4. Waiting for the right buyer


Sometimes a home takes time to sell, remember to be patient and persistent. There are three common reasons that a home may not sell quickly: location, condition, and asking price.

You cannot change the location of your property but you can improve the condition of your home and you can adjust your price. While your property is listed, you should be continuously comparing your asking price to similar properties in your neighbourhood. On a regular basis, review your marketing strategy with your agent. Your agent should provide you with updates on the following items while your property is listed.

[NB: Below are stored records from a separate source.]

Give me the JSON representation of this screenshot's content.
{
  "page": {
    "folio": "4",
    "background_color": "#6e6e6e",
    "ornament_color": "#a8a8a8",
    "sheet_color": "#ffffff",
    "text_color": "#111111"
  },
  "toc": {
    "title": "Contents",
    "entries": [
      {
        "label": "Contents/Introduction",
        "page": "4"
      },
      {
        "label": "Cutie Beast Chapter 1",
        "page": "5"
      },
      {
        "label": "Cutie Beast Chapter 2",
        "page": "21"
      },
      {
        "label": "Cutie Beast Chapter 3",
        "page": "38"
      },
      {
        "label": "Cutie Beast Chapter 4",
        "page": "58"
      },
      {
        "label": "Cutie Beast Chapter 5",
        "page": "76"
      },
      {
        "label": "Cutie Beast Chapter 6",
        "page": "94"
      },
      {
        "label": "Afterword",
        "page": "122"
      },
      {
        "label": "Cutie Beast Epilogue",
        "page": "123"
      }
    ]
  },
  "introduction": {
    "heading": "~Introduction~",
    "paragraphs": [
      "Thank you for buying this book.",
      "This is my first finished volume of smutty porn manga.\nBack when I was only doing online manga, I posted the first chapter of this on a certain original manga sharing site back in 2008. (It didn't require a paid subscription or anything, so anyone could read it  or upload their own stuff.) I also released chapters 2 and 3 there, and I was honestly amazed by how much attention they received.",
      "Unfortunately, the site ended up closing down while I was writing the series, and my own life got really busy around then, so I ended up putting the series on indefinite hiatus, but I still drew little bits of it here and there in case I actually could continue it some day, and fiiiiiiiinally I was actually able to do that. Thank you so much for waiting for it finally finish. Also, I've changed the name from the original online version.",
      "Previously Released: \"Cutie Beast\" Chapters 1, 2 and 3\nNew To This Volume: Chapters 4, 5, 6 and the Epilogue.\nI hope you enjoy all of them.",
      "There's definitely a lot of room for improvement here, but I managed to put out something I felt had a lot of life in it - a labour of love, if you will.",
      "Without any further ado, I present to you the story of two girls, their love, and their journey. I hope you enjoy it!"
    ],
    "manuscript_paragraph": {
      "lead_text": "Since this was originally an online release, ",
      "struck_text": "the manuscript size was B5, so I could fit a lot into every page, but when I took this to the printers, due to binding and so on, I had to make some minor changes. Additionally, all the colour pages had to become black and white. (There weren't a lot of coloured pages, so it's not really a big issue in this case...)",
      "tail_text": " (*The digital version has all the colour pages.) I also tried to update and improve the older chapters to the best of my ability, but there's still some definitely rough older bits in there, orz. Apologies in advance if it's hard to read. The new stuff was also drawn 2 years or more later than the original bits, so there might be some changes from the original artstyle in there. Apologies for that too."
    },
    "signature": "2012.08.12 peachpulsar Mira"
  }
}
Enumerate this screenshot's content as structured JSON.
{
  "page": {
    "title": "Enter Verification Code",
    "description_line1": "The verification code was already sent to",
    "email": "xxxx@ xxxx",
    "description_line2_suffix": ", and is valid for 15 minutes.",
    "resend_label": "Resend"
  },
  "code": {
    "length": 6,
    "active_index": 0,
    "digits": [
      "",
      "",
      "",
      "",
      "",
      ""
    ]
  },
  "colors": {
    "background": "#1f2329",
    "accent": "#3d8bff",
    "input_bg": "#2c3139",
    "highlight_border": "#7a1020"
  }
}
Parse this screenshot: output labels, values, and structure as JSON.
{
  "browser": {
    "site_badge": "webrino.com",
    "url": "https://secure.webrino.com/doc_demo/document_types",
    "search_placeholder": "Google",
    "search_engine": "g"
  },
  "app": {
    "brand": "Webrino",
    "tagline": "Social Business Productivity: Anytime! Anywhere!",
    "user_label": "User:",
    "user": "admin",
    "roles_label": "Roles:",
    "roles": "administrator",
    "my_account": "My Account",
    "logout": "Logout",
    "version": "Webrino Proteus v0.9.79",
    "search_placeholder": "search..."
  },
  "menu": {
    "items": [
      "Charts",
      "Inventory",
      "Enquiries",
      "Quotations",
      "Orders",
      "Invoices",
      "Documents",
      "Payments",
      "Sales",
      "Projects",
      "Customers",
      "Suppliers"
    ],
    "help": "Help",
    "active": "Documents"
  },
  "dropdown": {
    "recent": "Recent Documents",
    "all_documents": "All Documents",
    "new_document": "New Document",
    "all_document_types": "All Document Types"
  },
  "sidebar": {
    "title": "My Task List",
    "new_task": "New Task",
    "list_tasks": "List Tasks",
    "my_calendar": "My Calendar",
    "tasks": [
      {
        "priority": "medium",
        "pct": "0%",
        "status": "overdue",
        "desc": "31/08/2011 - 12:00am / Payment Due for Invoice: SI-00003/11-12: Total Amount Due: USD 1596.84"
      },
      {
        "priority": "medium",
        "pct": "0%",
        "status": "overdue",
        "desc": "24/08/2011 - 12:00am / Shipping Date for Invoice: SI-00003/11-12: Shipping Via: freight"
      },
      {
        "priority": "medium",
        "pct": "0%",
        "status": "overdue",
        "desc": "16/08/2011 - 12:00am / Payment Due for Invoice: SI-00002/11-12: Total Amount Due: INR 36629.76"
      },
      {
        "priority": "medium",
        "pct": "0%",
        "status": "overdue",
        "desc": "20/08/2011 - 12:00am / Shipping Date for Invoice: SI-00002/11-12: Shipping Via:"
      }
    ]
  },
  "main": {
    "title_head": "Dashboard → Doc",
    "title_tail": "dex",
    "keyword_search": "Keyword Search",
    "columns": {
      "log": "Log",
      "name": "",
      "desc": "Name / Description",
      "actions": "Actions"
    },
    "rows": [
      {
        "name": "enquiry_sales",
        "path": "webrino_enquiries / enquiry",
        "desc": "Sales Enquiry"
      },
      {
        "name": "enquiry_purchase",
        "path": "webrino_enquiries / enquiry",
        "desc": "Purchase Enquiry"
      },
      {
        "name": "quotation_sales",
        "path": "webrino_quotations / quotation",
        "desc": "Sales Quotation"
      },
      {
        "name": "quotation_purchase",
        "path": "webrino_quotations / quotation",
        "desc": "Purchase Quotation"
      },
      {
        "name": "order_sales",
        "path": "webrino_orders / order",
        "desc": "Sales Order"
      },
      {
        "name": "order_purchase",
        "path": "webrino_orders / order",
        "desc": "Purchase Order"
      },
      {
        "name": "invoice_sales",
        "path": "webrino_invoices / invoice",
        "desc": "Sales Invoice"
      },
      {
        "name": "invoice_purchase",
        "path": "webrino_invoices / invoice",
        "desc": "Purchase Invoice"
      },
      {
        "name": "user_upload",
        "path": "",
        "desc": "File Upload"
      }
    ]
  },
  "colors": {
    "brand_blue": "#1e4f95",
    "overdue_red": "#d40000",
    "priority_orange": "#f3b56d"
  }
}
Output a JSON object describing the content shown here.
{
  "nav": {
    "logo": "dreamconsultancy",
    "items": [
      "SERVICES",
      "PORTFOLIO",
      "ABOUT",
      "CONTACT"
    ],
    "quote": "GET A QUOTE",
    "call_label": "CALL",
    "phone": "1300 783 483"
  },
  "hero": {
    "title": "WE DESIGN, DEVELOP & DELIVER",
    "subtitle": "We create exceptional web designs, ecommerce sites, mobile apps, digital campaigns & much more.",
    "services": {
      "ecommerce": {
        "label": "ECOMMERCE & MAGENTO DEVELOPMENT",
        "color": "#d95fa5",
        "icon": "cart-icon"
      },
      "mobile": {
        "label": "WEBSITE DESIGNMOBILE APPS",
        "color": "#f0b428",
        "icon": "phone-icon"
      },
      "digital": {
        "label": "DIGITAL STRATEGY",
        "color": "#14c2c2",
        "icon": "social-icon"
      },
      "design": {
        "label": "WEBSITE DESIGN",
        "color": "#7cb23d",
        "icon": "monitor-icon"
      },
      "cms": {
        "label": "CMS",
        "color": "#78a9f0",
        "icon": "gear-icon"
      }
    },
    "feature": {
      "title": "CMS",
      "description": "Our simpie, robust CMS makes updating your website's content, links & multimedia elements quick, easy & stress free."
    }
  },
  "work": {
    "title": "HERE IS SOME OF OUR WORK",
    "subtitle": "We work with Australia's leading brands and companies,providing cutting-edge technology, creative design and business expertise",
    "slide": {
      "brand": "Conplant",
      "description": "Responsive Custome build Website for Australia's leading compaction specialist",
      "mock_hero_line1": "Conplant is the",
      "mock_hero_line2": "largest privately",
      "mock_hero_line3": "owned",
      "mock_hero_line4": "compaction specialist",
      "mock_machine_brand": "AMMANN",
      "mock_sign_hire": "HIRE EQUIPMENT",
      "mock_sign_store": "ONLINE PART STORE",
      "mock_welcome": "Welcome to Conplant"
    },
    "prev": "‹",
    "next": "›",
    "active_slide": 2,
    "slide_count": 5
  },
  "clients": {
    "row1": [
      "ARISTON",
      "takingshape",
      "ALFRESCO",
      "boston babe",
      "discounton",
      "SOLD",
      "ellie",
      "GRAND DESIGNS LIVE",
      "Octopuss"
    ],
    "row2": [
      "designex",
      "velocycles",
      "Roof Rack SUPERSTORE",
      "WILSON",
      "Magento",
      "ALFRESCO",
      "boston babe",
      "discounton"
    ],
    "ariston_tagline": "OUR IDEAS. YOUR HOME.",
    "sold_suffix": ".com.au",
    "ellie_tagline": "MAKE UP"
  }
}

  • The number of showings.
  • Feedback from showings.
  • Updates on the marketplace.
  • Your property compared to the competition.

5. Accepting an offer


When you receive an offer it will detail: the buyer’s price, any conditions that may apply, the desired date of possession and the date the offer expires.


The buyer will give a deposit with the offer as an act of good faith. You are able to make a counter offer if you are not happy with the offer from the buyer. The seller and buyer may go back and forth to negotiate the final terms and conditions of the sale.

Once the offer is agreed upon and signed off by all parties then it is a binding contract. Therefore, ensure that you understand and agree to all of the terms in the offer. In addition, you may want your lawyer to review the offer before you sign it. Your lawyer should also make sure that compensation is received for any prepaid expenses such as utility bills or property taxes. Once these expenses are paid, then you will receive the money from the sale.


6. Possible requests from the buyer

Before closing, the buyer may ask you to provide a number of things such as:

  • A current survey that shows that the house sits on the property that you own;
  • The title to the property;
  • A certificate for a well or septic system, stating that the system meets standards; and
  • Access to the property for a home inspection.